À mes yeux, l'article 23 ter est typiquement une mesure d’affichage. Il vise à répondre à certaines sollicitations et à justifier ce débat désastreux sur la déchéance de la nationalité pour des Français qui ne le seraient pas encore tout à fait, même s’ils le sont depuis neuf ans et demi.
Sur le plan du droit, cet article pose d’épineuses questions. En effet, vont pouvoir entrer dans son champ d’application des quantités de personnes qui ne sont pas forcément dépositaires de l’autorité publique et dont l’assassinat pourra être ainsi très lourdement sanctionné, car les magistrats ne manqueront pas d’appliquer la loi.
Il est assez détestable de voir comment on manie l’échelle des peines, la perpétuité, la pseudo-perpétuité - alors que la perpétuité, normalement, n’existe plus – et tout cela pour de simples raisons d’affichage !

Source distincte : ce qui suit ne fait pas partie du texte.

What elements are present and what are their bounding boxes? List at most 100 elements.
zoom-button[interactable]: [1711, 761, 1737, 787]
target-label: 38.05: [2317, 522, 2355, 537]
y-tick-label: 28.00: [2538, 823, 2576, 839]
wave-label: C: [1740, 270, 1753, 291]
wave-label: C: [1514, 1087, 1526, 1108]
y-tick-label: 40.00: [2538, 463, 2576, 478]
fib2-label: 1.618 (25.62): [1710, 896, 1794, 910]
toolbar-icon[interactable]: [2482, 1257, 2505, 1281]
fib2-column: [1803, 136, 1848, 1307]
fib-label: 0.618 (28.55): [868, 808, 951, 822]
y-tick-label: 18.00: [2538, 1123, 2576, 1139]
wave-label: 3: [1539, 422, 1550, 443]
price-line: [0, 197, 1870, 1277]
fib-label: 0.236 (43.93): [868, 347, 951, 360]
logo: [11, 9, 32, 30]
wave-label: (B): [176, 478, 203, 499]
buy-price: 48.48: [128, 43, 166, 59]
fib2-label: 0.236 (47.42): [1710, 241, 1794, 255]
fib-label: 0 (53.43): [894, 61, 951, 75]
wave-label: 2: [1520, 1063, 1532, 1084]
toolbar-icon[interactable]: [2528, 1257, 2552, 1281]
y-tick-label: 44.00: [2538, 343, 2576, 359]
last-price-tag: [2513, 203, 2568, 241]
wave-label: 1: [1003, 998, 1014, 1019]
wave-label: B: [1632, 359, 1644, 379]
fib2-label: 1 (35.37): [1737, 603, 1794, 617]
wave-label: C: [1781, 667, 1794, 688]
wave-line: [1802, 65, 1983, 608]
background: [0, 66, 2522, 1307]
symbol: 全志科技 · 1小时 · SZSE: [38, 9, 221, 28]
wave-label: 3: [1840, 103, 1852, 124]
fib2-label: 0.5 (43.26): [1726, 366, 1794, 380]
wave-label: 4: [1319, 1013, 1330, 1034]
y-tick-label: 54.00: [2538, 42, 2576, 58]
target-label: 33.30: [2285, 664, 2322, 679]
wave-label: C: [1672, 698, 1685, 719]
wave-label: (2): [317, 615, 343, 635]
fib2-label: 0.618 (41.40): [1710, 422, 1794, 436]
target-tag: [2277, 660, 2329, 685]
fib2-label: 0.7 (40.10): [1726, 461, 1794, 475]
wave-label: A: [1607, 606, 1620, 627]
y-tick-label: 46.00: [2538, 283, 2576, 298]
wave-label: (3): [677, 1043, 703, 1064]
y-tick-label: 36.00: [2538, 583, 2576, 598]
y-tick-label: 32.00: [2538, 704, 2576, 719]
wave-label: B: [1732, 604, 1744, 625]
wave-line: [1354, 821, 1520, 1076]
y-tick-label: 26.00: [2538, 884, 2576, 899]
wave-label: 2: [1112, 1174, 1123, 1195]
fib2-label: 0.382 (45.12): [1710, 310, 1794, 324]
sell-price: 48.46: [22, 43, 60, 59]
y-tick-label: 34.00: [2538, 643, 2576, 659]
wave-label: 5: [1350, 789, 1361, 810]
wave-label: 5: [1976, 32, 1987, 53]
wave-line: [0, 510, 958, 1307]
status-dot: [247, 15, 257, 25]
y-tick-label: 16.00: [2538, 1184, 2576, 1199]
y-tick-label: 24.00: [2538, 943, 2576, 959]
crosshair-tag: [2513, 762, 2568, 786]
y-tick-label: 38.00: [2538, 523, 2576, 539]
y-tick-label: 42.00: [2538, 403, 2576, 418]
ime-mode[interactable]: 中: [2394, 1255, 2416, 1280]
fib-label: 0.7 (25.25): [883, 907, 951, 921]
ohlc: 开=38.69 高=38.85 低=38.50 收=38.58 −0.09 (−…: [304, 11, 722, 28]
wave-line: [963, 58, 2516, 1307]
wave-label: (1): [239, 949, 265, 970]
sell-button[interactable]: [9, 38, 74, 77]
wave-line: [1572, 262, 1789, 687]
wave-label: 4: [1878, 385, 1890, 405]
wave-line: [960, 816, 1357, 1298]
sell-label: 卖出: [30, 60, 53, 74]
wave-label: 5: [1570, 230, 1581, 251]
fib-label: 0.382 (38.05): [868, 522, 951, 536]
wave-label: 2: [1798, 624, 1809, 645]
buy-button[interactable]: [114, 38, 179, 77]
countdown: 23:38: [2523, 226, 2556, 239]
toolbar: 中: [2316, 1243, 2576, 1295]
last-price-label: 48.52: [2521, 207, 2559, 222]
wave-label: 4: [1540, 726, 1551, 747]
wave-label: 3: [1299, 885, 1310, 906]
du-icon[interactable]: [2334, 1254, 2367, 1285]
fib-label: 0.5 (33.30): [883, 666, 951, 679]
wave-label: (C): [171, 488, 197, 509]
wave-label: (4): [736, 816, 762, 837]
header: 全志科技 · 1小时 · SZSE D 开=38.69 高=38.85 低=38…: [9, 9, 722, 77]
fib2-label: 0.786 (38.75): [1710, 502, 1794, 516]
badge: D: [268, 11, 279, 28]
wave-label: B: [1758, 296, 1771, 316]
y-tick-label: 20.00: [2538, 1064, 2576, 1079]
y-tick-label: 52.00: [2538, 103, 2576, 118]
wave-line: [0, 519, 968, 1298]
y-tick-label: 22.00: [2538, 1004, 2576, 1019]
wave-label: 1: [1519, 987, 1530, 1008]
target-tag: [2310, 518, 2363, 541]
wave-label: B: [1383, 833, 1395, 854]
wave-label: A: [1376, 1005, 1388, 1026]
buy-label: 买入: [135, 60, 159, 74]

Mme la présidente. Je mets aux voix les amendements identiques nos 35, 96 et 139 rectifié.
(Les amendements ne sont pas adoptés.)
Mme la présidente. L'amendement n° 55, présenté par M. Longuet et les membres du groupe Union pour un Mouvement Populaire, est ainsi libellé :
Alinéas 2 et 3
Remplacer les mots :
guet-apens
par le mot :
préméditation
La parole est à M. Dominique de Legge.
M. Dominique de Legge. La notion de « guet-apens » n’existe pas en droit pénal, contrairement à celle de « préméditation », qui est ici plus adaptée.
Mme la présidente. Quel est l’avis de la commission ?
M. Jean-Patrick Courtois, rapporteur. La commission émet un avis favorable.
Mme la présidente. Quel est l’avis du Gouvernement ?
Mme la présidente. La parole est à M. François Zocchetto, pour explication de vote.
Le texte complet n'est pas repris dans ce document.